Three generations of Chinese were born and became adults under a communist regime. They have been raised to believe there is no God, and that their heart’s loyalty should belong only to the party. How come so many young people are now turning to old Chinese religion?
The generation currently coming of age in China has done everything they should to become successful. As children, due to 30 years of China’s one child policy, the dreams of their parents and grandparents have been projected on them, and great sacrifices were made to give them the best education possible.
They have studied very hard, with long days at school and gruelling university entrance exams. They did what was expected of them and got their degrees, despite the chaos and mental challenges posed by a pandemic and three years of China’s zero Covid policy. The country opened back up and they were ready to roll, with dreams of good jobs, nice apartments, and a life which would offer them opportunities their parents never had.
But China’s economy is not recovering like expected and youth unemployment stands at 20%. That is before more than 11 million college graduates will start to look for jobs this summer. Communism’s substitute for religion has been to offer people upward social mobility. Prosperity was in reach for those who worked hard, and a college education was a ticket to a comfortable life. But the promises of the party are failing, and people are forced to turn to powers greater than the powers of the stock market.
Ancient religions are offering something people need under the current circumstances. Young people are flocking to Buddhist and Taoist temples to burn incense and call in the help of deities. They realise they need more than good grades, they need good luck and they think a bit of supernatural help may be just what you need to make it in such a tough job market.
On the one hand, it is perhaps encouraging to see that young people realise that a combination of their own effort and their party’s policies cannot produce the happiness they desire. They are willing to consider the supernatural despite being raised in atheism.
On the other hand, it shows that people are still looking at material prosperity as a way to bring them happiness. The supernatural for them is just a way to get material prosperity in the natural world. It is comparable to the way the prosperity gospel works for Christians in the West, offering wealth in exchange for Christian devotion, and tempts them to set their minds on earthly things.

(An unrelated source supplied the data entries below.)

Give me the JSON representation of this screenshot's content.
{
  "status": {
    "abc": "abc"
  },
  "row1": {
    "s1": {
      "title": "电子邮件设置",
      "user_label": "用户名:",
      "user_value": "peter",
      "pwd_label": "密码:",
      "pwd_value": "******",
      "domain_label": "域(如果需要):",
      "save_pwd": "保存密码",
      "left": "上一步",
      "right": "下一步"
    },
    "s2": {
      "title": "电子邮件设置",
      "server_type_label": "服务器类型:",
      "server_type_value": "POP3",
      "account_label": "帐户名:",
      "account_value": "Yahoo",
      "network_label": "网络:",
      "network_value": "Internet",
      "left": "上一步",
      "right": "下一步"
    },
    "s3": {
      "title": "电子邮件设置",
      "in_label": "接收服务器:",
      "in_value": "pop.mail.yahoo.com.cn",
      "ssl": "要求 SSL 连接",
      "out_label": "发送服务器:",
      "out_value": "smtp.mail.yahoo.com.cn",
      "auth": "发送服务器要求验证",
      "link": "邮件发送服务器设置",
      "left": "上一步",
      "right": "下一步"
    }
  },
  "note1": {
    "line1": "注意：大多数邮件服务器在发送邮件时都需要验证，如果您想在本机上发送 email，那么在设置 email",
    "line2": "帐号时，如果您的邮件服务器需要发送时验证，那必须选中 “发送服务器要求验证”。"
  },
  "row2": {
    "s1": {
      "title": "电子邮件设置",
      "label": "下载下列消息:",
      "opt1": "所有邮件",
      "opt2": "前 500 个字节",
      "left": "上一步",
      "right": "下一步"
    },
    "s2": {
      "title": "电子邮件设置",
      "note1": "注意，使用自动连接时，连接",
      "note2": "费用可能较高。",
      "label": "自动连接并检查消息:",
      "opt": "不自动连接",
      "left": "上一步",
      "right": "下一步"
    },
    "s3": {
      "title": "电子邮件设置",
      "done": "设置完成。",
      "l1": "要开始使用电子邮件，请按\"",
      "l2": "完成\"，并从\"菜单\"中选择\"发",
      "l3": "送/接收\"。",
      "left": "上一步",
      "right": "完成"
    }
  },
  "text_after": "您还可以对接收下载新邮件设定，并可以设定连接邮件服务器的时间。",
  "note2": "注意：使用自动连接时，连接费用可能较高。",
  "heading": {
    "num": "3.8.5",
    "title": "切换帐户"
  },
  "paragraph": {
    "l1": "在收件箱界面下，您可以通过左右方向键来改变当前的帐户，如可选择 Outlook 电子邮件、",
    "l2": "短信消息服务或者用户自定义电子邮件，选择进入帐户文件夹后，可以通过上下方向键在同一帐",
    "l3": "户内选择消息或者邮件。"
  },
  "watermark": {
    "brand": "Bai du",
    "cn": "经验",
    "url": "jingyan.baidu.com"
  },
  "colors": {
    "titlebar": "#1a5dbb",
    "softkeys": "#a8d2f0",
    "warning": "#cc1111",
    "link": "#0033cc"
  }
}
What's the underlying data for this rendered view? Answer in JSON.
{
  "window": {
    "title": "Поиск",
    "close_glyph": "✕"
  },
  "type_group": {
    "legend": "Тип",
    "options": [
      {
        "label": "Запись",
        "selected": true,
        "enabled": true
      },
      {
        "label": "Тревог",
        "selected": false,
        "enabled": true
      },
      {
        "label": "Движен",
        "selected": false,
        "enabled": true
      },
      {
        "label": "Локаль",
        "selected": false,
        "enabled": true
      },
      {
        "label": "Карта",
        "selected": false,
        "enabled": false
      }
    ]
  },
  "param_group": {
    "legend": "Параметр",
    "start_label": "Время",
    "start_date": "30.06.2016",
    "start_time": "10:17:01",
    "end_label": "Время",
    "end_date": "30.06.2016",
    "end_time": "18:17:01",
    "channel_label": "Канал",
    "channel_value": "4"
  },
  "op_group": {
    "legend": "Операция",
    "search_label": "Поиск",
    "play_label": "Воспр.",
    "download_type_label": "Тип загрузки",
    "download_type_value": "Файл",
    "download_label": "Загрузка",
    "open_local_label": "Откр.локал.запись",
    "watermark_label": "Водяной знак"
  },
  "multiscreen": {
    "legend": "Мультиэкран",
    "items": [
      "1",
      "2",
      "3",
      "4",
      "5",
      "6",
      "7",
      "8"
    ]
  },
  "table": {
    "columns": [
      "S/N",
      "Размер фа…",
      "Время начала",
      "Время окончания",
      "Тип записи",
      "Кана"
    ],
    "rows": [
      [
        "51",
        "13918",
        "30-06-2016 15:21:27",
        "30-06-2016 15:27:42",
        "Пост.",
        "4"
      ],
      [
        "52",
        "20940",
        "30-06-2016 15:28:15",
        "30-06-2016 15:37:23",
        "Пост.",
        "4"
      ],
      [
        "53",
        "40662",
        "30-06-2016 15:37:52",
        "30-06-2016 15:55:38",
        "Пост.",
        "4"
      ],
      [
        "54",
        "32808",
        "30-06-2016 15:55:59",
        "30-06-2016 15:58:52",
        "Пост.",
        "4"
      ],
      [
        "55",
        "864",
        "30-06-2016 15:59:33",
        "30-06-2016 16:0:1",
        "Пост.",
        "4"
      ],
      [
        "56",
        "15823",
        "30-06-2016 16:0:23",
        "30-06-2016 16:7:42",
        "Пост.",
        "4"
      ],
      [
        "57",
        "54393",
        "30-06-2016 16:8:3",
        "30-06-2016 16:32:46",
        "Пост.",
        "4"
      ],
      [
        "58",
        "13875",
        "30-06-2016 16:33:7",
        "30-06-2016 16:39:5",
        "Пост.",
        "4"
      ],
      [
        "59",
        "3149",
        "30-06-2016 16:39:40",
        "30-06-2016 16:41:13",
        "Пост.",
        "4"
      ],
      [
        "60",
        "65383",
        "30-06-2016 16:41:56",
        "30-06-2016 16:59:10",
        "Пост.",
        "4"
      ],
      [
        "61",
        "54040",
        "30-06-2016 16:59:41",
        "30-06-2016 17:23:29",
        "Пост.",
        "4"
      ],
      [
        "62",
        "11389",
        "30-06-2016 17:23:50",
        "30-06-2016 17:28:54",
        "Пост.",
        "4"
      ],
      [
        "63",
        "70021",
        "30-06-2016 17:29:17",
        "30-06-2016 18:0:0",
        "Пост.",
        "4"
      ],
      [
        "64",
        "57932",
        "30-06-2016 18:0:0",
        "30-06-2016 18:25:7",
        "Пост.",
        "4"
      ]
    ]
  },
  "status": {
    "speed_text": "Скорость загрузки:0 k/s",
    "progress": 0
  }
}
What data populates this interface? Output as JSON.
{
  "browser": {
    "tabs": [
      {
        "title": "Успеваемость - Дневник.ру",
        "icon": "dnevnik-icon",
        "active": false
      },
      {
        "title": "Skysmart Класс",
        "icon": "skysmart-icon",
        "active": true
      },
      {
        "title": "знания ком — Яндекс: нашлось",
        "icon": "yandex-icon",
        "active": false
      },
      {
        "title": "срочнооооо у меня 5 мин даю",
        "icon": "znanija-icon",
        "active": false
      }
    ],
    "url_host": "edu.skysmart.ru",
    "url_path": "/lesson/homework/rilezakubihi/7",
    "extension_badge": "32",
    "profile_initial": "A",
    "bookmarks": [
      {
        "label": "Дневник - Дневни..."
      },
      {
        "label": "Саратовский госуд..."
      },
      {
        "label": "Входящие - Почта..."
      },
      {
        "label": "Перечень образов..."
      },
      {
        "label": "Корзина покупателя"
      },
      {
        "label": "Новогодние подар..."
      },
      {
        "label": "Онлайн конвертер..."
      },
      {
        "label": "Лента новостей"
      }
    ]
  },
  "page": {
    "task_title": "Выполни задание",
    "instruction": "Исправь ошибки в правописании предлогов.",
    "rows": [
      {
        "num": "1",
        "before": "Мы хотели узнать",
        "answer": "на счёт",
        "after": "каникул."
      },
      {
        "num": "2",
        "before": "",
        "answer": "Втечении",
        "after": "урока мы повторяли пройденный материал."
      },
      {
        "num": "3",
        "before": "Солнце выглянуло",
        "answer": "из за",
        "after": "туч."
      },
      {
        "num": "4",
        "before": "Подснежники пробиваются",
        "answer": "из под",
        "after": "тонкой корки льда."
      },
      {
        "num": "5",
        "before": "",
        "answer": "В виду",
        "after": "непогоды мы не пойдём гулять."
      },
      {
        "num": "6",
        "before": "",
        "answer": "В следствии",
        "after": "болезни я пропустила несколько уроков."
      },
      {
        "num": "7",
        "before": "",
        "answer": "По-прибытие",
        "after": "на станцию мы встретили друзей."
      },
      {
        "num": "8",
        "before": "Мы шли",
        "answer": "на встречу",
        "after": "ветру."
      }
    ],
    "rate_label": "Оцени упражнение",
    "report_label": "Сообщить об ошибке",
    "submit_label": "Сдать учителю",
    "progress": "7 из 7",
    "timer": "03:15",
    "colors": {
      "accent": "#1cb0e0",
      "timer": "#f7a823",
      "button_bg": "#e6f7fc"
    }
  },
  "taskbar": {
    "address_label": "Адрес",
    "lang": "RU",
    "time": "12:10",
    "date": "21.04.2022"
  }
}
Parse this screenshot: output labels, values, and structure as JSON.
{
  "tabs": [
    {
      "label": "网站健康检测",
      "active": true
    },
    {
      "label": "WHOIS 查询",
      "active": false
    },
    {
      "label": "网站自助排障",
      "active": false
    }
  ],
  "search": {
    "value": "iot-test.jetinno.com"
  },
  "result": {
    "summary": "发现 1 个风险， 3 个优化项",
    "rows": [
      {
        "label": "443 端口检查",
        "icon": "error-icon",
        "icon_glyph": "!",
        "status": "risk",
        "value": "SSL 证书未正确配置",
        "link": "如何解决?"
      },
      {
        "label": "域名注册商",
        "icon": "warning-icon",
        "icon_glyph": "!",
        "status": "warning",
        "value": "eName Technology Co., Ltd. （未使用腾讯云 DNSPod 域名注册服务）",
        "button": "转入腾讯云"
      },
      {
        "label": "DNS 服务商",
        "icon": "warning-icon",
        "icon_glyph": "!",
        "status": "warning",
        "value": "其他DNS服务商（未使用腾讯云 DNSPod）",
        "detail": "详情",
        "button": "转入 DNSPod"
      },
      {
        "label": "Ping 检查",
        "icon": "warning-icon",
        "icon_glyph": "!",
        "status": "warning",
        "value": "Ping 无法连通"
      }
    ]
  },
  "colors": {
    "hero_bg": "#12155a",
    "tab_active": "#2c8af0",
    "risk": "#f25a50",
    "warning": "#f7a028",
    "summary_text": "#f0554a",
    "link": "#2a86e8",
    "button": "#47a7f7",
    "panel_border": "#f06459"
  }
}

Fortunately, young people turning to old religion is not the whole story. What you do not read about on most news sites, is that many in China keep turning to Christ, despite persecution. They have found a greater treasure than a good job and a financially secure future. The blessings they received no party can provide.
We rejoice along with the angels for every Chinese that joins the body of Christ and pray many of China’s desperate youngsters will likewise find in Jesus more than what they are looking for.